Reporterin im Tsunami-Chaos
18. April 2013Arjuna Devi hatte keine Hoffnung mehr. Die alte Frau, die in einem Fischerdorf nahe der südindischen Stadt Cuddalore lebte, setzte sich jeden Morgen einige Meter von ihrem Haus entfernt in den Sand. Dorthin, wo die Leichen ihrer Tochter und Enkelin gefunden worden waren. Oft saß sie da bis zum Einbruch der Dunkelheit, stumm und ohne das Essen anzurühren, das ihr Verwandte und Nachbarn hinstellten.
Jahrhundertkatastrophe
Als ich mit der abgemagerten Arjuna Devi vorsichtig zu sprechen versuchte, brach sie in Tränen aus. Es war einer dieser Momente, in denen der Begriff "Jahrhundertkatastrophe", als die der Tsunami in Südasien bezeichnet wurde, vor meinen Augen seine wahre schreckliche Bedeutung zeigte. Arjuna Devis Schicksal hat mich sehr berührt, ihr Gesicht sehe ich immer vor mir, wenn ich an meine Reportagereise 2004 zurückdenke.

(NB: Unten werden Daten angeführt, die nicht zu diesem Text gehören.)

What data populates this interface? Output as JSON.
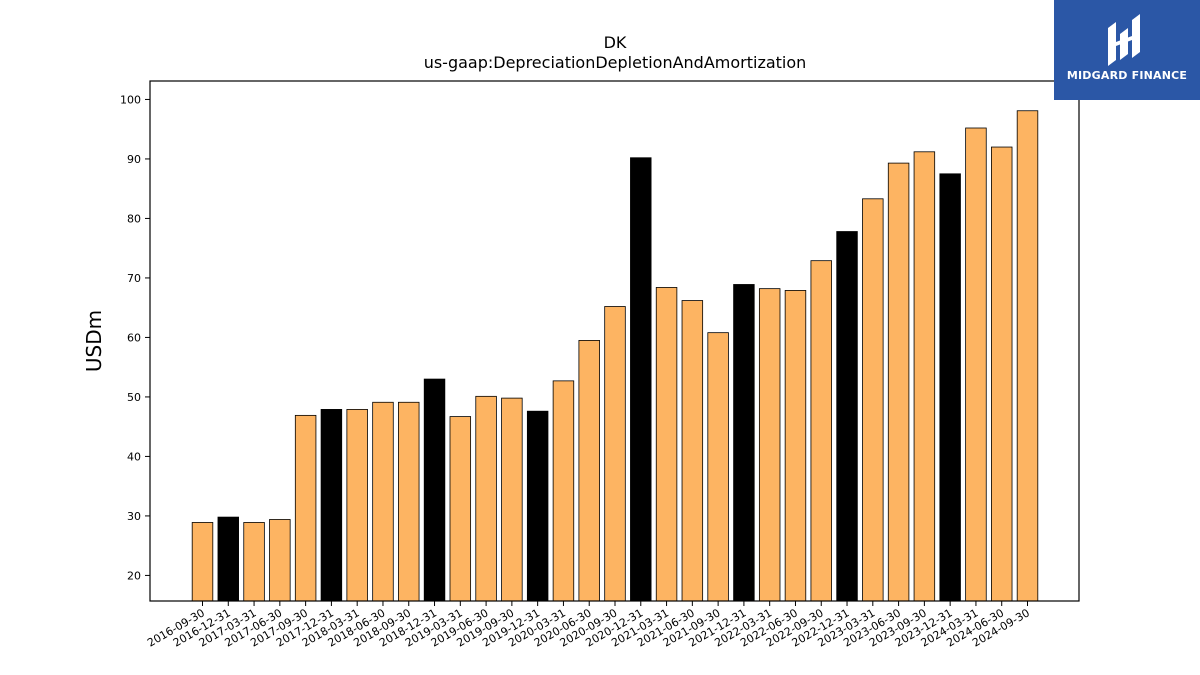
{
  "logo": {
    "text": "MIDGARD FINANCE",
    "icon": "midgard-logo-icon"
  },
  "chart_data": {
    "type": "bar",
    "title": "DK",
    "subtitle": "us-gaap:DepreciationDepletionAndAmortization",
    "xlabel": "",
    "ylabel": "USDm",
    "ylim": [
      15.7,
      103.1
    ],
    "yticks": [
      20,
      30,
      40,
      50,
      60,
      70,
      80,
      90,
      100
    ],
    "grid": false,
    "colors": {
      "quarter": "#fdb462",
      "year_end": "#000000",
      "edge": "#000000"
    },
    "categories": [
      "2016-09-30",
      "2016-12-31",
      "2017-03-31",
      "2017-06-30",
      "2017-09-30",
      "2017-12-31",
      "2018-03-31",
      "2018-06-30",
      "2018-09-30",
      "2018-12-31",
      "2019-03-31",
      "2019-06-30",
      "2019-09-30",
      "2019-12-31",
      "2020-03-31",
      "2020-06-30",
      "2020-09-30",
      "2020-12-31",
      "2021-03-31",
      "2021-06-30",
      "2021-09-30",
      "2021-12-31",
      "2022-03-31",
      "2022-06-30",
      "2022-09-30",
      "2022-12-31",
      "2023-03-31",
      "2023-06-30",
      "2023-09-30",
      "2023-12-31",
      "2024-03-31",
      "2024-06-30",
      "2024-09-30"
    ],
    "values": [
      28.9,
      29.8,
      28.9,
      29.4,
      46.9,
      47.9,
      47.9,
      49.1,
      49.1,
      53.0,
      46.7,
      50.1,
      49.8,
      47.6,
      52.7,
      59.5,
      65.2,
      90.2,
      68.4,
      66.2,
      60.8,
      68.9,
      68.2,
      67.9,
      72.9,
      77.8,
      83.3,
      89.3,
      91.2,
      87.5,
      95.2,
      92.0,
      98.1
    ]
  }
}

Die Killerwellen hatten ganze Landstriche verwüstet, es sah aus wie nach einem Militärangriff, als ich nur wenige Tage später die Krisenregionen besuchte. Ich berichtete für die DW-Programme in Deutsch, Englisch, Hindi und Urdu und auch für die ARD. Ich reiste erst die Südostküste Indiens entlang, dann auf die Inselgruppe der Andamanen und Nikobaren, die ja teilweise militärisches Sperrgebiet sind. Ich sprach mit Überlebenden wie Arjuna Devi, begleitete Helfer, die selbst fassungslos waren angesichts dieser neuen Dimension einer Katastrophe, und interviewte Politiker. Irgendwie mussten wir alle funktionieren in diesem Chaos: Der Tsunami hatte schätzungsweise allein in Indien 15.000 Menschen den Tod gebracht und hunderttausenden Menschen ihre Liebsten, ihr Hab und Gut und ihr altes Leben genommen.
Schrecken - und kleine Glücksmomente
Woran ich mich im Nachhinein aber auch erinnere, sind die kleinen Momente des Glücks: Direkt nach der Katastrophe besuchte ich eine Moschee, die - inmitten der Leichenberge und Hoffnungslosigkeit - zum Lichtblick für Muslime, Christen und Hindus wurde. Sie alle wurden liebevoll aufgenommen. Für eine kurze Zeit konnten Solidarität und Nächstenliebe alle Grenzen, die Religion, Kaste und Stand ziehen, überwinden.
Kurz nach dem Tsunami beschlossen die Deutsche Welthungerhilfe und die Stadt Bonn, die Stadt Cuddalore mit Spenden zu unterstützen. Allein dort hatten etwa 1000 Menschen den Tod gefunden. Als ich ein halbes Jahr später erneut in die Region reiste um zu sehen, wie der Wiederaufbau vonstatten ging, zeigte sich der damalige Bezirksverwalter von Cuddalore tief bewegt. Den Menschen in Cuddalore habe es unglaublich gut getan zu wissen, dass die Menschen in Bonn ihnen in der Stunde der Not zur Seite stehen, sagte er. Die Aktion "Bonn hilft Cuddalore" war ein großer Erfolg.
Auch die Anteilnahme unserer Zuschauer, Zuhörer und Internetnutzer am Schicksal der Menschen in Südindien war einfach überwältigend. Ich glaube, diese Katastrophe ließ niemanden gleichgültig.